De volgende dag werd ze wakker met een rare gevoel. Alles liep anders, dan ze wilde. Ze stond als een zombie op en liep toen sloffend naar de douche. Het was zeven uur en het was haar eerste werkdag. In de douche bekeek ze der zelf en schrok. Ze had donkere kringen om haar ogen. Ze was bleek en de mooie schoonheid, was bijna niets van over. Haar wang was nog steeds een beetje opgezwollen, maar bijna niets meer van te zien. Manel zuchte en waste haar gezicht af. Ze liep naar haar kamer en trok wat eenvoudigs aan. Ze liep toen naar beneden naar de keuken en pakte wat koekjes en drinken en at en dronk het op. Ze trok haar jas aan en liep toen haar huis uit. Gelukkig was de bakker een korte loopafstand. Toen ze bij de bakker kwam kwam het mollige mannetje te voorschijn. "Goed zo, je bent er op tijd!"Manel glimlachte en trok haar jas uit. Ze liep achter de toonbank en de man heette Frits v. Verhagen, maar zij mocht hem Frits noemen. Hij liet haar zien wat ze allemaal kon doen. Manel knikte braaf en ze kreeg een hoedje en t-shirt, van de Bakker. Zodat iedereen kon zien dat ze bij de Bakker werkte. Manel deed het aan en op en Frits keek lachend toe. "Mooi, het staat je mooi !"Manel lachtte en knipoogde. De hele dag was het een rustige dag. Paar klanten die wat kwamen halen. 
In de avond, kreeg ik de reservesleutel van Frits. "Ik weet niet hoe het komt, maar ik vertrouw je. Je kunt altijd hier komen, als je iets nodig hebt van de zaak ofzo."Manel glimlachtte naar hem en bedankte hem. "Je hoeft me niet te bedanken. Je werkt hier !"ze lachte. We liepen samen pratend naar buiten en hij ging een kant op en ik liep een kant op. Het was al aardig donker geworden. Haar eerste werkdag was goed verlopen...!_

----------


## miss_meryem

_Het weekend ging al snel voorbij en nog steeds had ik niets van Soufian gehoord. Mijn geduld begon een beetje op te raken. Het vertrouwen die ik van te voren had gehad, was nu helemaal verdwenen. Ik durfde niet eens meer te dromen dat ik en Soufian ooit zouden gaan trouwen. De dagen op school 
liepen moeizaam voorbij. Saida sprak ik bijna niet meer, omdat ze te druk bezig was met Redouan. Of ze moest weer even weg om hem op bellen, omdat hij haar zo erg miste. Of ze pakte snel bij tussenuurtjes de bus om naar hem toe te gaan. Ik zelf irriteerde me eraan, omdate ik wist wat voor persoon Redouan 
wel niet was geworden. Hij liet haar ook niet met rust. Laat in de nacht belde hij haar op en lachtte dan luidkeels door de telefoon. Vaak was hij dan ook stil en hijgde heel erg. Manel kon dan de rest van de nacht niet meer slapen. Door het slaapgebrek, liet ze haar school ook in de steek. Omdat ze of te moe was,
of te gestrest was om daar aan te denken. Desondanks de slaaptekort zag ze er nog redelijk uit.

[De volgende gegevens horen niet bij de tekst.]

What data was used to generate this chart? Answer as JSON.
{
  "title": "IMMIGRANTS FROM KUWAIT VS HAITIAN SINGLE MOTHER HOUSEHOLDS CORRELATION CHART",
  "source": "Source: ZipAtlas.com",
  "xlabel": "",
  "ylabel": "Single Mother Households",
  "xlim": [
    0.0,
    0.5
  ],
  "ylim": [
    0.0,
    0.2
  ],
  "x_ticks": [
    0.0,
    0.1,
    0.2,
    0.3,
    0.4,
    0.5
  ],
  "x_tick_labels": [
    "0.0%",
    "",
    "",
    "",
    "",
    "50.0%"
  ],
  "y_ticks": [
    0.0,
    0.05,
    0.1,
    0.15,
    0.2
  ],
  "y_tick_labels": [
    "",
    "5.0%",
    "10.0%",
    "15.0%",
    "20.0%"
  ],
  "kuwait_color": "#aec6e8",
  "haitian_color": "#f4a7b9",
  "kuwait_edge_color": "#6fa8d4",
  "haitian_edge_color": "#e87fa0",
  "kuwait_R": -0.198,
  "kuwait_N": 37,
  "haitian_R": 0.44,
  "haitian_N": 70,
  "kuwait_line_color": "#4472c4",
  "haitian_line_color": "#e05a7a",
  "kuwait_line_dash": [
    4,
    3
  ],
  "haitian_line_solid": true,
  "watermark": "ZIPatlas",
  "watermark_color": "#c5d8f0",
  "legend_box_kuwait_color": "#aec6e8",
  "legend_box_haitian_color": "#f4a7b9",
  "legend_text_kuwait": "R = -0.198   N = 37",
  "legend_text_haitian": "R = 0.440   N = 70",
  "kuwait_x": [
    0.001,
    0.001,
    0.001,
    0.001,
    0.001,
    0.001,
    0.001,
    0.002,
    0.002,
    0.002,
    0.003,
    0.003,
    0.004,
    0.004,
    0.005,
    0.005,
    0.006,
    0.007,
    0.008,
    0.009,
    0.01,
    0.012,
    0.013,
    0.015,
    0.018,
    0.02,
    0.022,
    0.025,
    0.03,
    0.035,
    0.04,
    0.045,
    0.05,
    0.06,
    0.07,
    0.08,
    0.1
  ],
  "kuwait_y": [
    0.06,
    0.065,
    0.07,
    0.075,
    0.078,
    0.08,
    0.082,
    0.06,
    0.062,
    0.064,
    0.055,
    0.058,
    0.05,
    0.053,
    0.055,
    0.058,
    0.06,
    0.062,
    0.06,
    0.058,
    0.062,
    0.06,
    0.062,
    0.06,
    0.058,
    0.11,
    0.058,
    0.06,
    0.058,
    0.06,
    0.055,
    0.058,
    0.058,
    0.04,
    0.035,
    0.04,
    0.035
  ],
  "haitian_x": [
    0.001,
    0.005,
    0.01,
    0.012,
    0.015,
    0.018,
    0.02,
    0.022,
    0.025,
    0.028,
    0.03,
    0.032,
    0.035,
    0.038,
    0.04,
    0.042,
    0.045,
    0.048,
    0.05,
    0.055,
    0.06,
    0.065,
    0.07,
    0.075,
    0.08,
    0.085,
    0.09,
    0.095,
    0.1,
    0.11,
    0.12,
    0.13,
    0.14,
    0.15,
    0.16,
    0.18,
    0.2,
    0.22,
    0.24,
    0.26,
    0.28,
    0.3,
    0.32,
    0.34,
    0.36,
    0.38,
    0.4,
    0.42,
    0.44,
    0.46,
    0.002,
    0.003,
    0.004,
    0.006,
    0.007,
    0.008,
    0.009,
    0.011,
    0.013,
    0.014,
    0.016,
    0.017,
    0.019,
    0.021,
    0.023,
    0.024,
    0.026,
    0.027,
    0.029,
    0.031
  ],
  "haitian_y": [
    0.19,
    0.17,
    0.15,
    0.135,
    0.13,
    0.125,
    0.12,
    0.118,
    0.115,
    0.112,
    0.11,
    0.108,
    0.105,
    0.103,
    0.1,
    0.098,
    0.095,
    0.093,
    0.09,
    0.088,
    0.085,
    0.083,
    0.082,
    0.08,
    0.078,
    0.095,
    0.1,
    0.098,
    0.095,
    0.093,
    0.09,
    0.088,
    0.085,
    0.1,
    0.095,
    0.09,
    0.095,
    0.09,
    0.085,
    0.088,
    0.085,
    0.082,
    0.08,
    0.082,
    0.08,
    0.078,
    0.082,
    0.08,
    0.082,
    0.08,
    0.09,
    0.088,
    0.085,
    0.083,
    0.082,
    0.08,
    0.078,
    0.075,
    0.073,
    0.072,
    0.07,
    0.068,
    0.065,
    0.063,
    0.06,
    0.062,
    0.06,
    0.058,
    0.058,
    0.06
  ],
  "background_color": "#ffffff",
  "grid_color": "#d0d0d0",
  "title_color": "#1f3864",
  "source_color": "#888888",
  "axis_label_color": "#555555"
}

Ik zat voor me uit te staren en nog steeds pikte ik de woorden van Dhr Laren niet op. Manel knaagde aan het topje van haar pen. "Ja mevrouw Manel, wil je dan alles in het kort samenvatten, wat ik net had uitgelegd?"vroeg hij streng, terwijl hij met zijn brilletje streng naar haar opkeek. Manel schrok op en legde haar pen op haar tafel en keek niet begrijpend naar hem op. Ze voelde dat ze rood begon te worden en het zweet brak haar uit. Ze hield er niet van om in de belangstellingte staan en ze wist dat Dhr Laren haar expres deze vraag stelde, omdat ze telkens juist bij zijn les niet oplette. "uhhh. "stotterde ze. Hij trok een wenkbrauw omhoog en keek haar doordringend aan. Hij ging achter zijn bureau zitten en sloeg zijn armen overelkaar heen en kuchtte. Manel keek snel door het lokaal heen, om hulp , maar iedereen keek haar grijnzend aan. Fouad keek haar bezorgd aan en Manel keek meteen naar het bord, of ze daar wat informatie kon vinden. Niets, alles was uitgeveegd. "Oke dat was duidelijk. Manel , wil je dan even je dagdromen met ons delen? Je was zo diep in gedachte, dat het net leek alsof je heeel ver weg was!"Manel werd nog roder en iedereen lachte. "Wie is de gelukkige?"kon hij het niet laten om de vraag te stellen. Manel slikte en op haar gezicht verscheen een gemaakte lach. "Niemand, Dhr Laren."
zei ze zachtjes. Hij ging opstaan en keek haar toen doordringend aan. "Goed, wil je dan voortaan bij de les blijven?"Manel knikte, hij knikte en stelde de vraag aan Fouad en Fouad vatte het netjes samen wat Dhr Laren had gezegt. Hij keek haar aan en knipoogde. Manel glimlachte verlegen en keek toen voor zich uit. Ze was blij dat Dhr Laren haar gedachte niet kon lezen, ookal had ze vaak in de gaten dat hij het wel kon doen, met zijn heldere blauwe ogen dat veel weg had van laserogen. Manel schreef de woorden over die Fouad net had gezegt. De bel ging kort daarna. Manel zuchtte opgelucht. Ze was eindelijk uit.Ze raapte snel haar boeken bijelkaar en liep snel naar de deur om het klaslokaal te verlaten. "Manel wacht!"hoorde ze haar naam achter haar roepen. Manel stopte en liet haar klasgenoten voorbij gaan. Fouad kwam naast haar staan en lachtte naar haar op. 
"Manel, je zou me nog opbellen voor die werkstuk! Ik wacht al een paar weken op je telefoontje, maar ik heb niets meer van je gehoord!"Manel werd rood en glimlachtte verontschuldigend. "Uhh sorry, had ik helemaal niet aangedacht!"Hij knikte. "Ewa, geef me je nummer.Dan bel ik je zelf wel op!"Manel keek hem een tijdje aan en twijfelde even. Hij trok zijn wenkbrauw omhoog. "Ik ga je niet stalken ofzo,ik wil alleen maar die werkstuk met je maken verder niets!"Manel knikte en bloosde. "Surry, ik weet niet eens waarom ik zo moeilijk doe"!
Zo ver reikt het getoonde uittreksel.